If you're thinking about trying this stuff but you're worried about your taste buds, the good news is you can easily add any of these Moon Juice dusts into your favorite hot drinks or smoothies.
As far as how you can implement these adaptogenic dusts into your everyday routine, they're pretty versatile. According to Brain Dust's product description, the powder can be added to hot beverages like coffee and tea, spooned into smoothies, a glass of water, or mixed into oatmeal or nut butter on a piece of toast.
Fair warning, though, I have tried other Moon Juice dusts prior to this particular experiment. I added one to a hot cup of tea, and the taste was brutally strong. This time around, I decided to mask the bitter taste with a smoothie made from Trader Joe’s frozen berry medley, unsweetened almond milk, cacao powder, and a bit of water. Now that is what I call edible intelligence.
Even though I couldn't taste the Brain Dust, I certainly felt the effects of it.
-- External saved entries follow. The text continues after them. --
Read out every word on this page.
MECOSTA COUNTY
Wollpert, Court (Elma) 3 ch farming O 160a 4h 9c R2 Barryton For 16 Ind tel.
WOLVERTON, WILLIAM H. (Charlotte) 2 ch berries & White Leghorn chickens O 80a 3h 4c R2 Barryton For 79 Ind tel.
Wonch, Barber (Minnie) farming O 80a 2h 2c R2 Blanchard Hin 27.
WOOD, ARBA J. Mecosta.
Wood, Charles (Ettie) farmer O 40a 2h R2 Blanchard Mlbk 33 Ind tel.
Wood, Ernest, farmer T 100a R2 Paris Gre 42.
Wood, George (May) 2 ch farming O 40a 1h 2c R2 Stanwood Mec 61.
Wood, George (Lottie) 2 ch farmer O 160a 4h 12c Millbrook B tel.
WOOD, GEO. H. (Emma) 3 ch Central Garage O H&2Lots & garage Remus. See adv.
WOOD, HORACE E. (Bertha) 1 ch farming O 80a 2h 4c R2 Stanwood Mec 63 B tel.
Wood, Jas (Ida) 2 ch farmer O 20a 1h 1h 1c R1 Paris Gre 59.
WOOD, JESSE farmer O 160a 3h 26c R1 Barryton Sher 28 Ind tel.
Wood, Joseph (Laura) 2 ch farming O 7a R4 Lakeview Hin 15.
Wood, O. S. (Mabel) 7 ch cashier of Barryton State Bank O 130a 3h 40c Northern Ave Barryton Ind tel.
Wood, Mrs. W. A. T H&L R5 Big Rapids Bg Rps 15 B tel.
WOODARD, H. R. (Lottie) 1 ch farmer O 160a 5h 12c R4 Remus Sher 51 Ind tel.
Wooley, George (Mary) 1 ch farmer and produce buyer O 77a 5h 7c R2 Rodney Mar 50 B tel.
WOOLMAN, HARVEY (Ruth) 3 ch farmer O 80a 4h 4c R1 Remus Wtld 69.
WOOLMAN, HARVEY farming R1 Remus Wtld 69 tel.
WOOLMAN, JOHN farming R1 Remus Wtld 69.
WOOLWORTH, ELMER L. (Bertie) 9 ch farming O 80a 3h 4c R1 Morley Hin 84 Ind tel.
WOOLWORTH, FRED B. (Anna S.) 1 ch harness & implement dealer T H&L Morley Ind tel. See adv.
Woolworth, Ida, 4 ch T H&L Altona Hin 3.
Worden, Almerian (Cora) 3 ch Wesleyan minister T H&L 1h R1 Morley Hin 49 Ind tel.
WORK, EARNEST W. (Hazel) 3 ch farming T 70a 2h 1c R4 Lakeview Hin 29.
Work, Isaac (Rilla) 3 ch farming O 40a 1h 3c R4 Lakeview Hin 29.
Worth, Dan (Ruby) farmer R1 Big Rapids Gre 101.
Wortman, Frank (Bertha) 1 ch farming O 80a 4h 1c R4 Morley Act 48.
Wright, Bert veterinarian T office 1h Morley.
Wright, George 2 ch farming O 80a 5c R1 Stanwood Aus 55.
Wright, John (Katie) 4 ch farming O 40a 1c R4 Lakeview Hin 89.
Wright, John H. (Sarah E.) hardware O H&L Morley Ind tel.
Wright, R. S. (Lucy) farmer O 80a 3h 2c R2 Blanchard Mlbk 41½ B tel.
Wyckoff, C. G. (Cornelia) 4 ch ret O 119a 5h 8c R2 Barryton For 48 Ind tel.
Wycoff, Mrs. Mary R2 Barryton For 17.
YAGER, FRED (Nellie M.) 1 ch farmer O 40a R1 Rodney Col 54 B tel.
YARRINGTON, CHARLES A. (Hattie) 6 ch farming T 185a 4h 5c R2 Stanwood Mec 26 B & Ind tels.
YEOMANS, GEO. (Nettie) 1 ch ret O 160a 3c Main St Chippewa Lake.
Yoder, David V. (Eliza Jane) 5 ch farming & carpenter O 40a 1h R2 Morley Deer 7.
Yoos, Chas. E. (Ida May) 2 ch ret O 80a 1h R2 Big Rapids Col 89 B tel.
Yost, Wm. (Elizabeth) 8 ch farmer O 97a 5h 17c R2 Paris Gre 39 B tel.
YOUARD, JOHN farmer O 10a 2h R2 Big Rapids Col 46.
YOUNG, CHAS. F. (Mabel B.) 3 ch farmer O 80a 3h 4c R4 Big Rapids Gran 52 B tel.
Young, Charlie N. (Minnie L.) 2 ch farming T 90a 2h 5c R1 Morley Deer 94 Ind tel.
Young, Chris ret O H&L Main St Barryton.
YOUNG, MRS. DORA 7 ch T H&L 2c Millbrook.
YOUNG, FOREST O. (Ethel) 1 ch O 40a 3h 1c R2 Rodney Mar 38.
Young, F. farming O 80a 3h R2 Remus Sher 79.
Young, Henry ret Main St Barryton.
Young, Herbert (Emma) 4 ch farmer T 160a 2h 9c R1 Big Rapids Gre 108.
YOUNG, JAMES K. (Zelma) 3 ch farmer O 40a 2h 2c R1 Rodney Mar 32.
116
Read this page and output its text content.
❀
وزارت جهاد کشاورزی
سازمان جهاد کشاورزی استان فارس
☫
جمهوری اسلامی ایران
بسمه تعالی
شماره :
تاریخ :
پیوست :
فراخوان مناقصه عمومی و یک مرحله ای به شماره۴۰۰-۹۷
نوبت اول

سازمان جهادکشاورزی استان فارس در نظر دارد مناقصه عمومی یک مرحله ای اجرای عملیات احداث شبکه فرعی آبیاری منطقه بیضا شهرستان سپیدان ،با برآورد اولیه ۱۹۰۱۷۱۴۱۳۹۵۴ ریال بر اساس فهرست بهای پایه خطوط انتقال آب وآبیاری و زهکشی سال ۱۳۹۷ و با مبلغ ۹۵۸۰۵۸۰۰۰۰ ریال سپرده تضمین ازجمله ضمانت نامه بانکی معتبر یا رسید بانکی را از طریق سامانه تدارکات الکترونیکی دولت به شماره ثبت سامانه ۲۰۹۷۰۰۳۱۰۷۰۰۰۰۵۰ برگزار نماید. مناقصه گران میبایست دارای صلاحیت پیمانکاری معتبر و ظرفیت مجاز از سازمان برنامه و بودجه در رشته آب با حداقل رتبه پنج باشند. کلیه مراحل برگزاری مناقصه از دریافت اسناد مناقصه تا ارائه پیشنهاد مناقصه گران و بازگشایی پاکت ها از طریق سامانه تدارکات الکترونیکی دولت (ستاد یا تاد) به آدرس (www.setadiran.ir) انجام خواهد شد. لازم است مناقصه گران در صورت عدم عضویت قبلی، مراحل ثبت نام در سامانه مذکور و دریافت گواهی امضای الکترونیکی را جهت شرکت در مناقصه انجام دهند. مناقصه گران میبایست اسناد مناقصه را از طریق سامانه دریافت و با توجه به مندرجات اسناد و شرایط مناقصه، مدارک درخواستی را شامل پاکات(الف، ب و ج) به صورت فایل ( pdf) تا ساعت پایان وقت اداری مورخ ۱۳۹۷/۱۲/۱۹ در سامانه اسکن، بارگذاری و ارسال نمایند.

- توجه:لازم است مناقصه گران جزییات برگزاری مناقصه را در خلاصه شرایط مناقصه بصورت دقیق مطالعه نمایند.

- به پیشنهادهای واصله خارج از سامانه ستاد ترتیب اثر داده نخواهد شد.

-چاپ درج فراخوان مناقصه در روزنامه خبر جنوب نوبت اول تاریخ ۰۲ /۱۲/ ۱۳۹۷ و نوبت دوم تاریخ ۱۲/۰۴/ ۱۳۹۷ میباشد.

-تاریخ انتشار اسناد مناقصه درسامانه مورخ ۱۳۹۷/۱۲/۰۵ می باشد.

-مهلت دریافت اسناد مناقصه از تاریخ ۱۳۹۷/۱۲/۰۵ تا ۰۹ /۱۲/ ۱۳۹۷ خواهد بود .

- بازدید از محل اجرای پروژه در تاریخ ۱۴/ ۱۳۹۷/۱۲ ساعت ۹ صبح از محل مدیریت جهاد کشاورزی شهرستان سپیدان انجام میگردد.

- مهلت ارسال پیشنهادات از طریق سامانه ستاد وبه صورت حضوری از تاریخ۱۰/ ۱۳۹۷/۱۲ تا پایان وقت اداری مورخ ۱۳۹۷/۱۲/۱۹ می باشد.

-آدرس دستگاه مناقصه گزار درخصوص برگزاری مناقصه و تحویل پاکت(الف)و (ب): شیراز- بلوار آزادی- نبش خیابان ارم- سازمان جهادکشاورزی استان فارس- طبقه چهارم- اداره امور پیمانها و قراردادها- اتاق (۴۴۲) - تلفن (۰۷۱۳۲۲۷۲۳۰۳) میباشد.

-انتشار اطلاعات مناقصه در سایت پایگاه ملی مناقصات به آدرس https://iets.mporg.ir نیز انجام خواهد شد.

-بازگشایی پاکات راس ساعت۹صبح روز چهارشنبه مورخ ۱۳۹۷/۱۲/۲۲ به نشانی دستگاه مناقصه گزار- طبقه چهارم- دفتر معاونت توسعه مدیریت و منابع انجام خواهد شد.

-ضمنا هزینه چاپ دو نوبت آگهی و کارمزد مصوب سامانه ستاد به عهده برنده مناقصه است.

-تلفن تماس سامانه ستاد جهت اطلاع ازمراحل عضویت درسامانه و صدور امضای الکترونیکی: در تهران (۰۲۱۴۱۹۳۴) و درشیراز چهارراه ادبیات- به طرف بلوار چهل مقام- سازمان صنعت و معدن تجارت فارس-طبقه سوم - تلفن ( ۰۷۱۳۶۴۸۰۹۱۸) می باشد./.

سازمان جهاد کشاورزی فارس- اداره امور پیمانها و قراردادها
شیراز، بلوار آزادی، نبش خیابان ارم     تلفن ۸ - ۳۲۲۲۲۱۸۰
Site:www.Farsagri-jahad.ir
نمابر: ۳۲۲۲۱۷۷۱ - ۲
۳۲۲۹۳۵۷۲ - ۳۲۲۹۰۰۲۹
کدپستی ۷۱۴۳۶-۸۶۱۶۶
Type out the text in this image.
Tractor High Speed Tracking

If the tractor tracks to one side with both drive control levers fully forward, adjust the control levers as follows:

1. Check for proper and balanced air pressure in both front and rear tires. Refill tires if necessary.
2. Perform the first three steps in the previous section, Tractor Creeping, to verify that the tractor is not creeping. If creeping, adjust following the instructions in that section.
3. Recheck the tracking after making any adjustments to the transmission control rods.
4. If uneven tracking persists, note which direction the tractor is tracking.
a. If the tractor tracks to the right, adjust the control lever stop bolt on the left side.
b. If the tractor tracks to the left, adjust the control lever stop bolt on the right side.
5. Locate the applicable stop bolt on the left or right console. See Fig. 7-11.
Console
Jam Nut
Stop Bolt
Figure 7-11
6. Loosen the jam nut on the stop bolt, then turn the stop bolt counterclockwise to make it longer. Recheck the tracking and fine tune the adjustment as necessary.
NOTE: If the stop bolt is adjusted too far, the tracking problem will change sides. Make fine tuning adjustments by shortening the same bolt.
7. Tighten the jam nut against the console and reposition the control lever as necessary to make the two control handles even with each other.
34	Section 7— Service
To say that I was dumbfounded by just how fast I felt the effects of the Brain Dust would be the understatement of the year. I start sipping my smoothie around 2 p.m., and by the time I was done — around 2:15 p.m. or so — it felt like I’d just downed an espresso without the grueling stomach ache. My editor can vouch for me: She called me out for sending a whopping 11 messages in a row just as the Brain Dust was hitting my system. To say the least, I was wired AF.
According to the product’s description, Brain Dust apparently “helps enhance focus and mental stamina,” promotes “mental clarity and concentration,” gets you in a “positive mind and mood,” and reduces “stress and tension.” From my experience, I can honestly say the label doesn’t lie.
My writing shift ends around 4 p.m., so by the time 2 p.m. rolls around (on a Friday, mind you), I’m usually hanging by a thread. I was low-key struggling as I worked on my last article of the day, but I was suddenly overcome with a jolt of inspiration midway through my Brain Dust smoothie. The article turned out much better than I'd originally expected it to, and I felt downright amazing — not just about my work performance, but also about life in general.
To sum up my experience with Brain Dust, it was almost like I was on a caffeinated high, but without the caffeine which, for me, earns major points in favor of natural supplements. I felt hyper-alert for the rest of the day, and I actually think the stuff might have made me an even better driver than I usually am. I was feeling the effects all the way up until about 10:30 p.m. when I was making the trek home from my parents' house. In total, one serving yielded a solid eight hours of energy.
Personally, I'm impressed, and super curious to see what other kinds of magic these adaptogenic dusts can do. If you're considering giving this stuff a try, make sure it's safe for your body and your unique needs, then drink up, baby!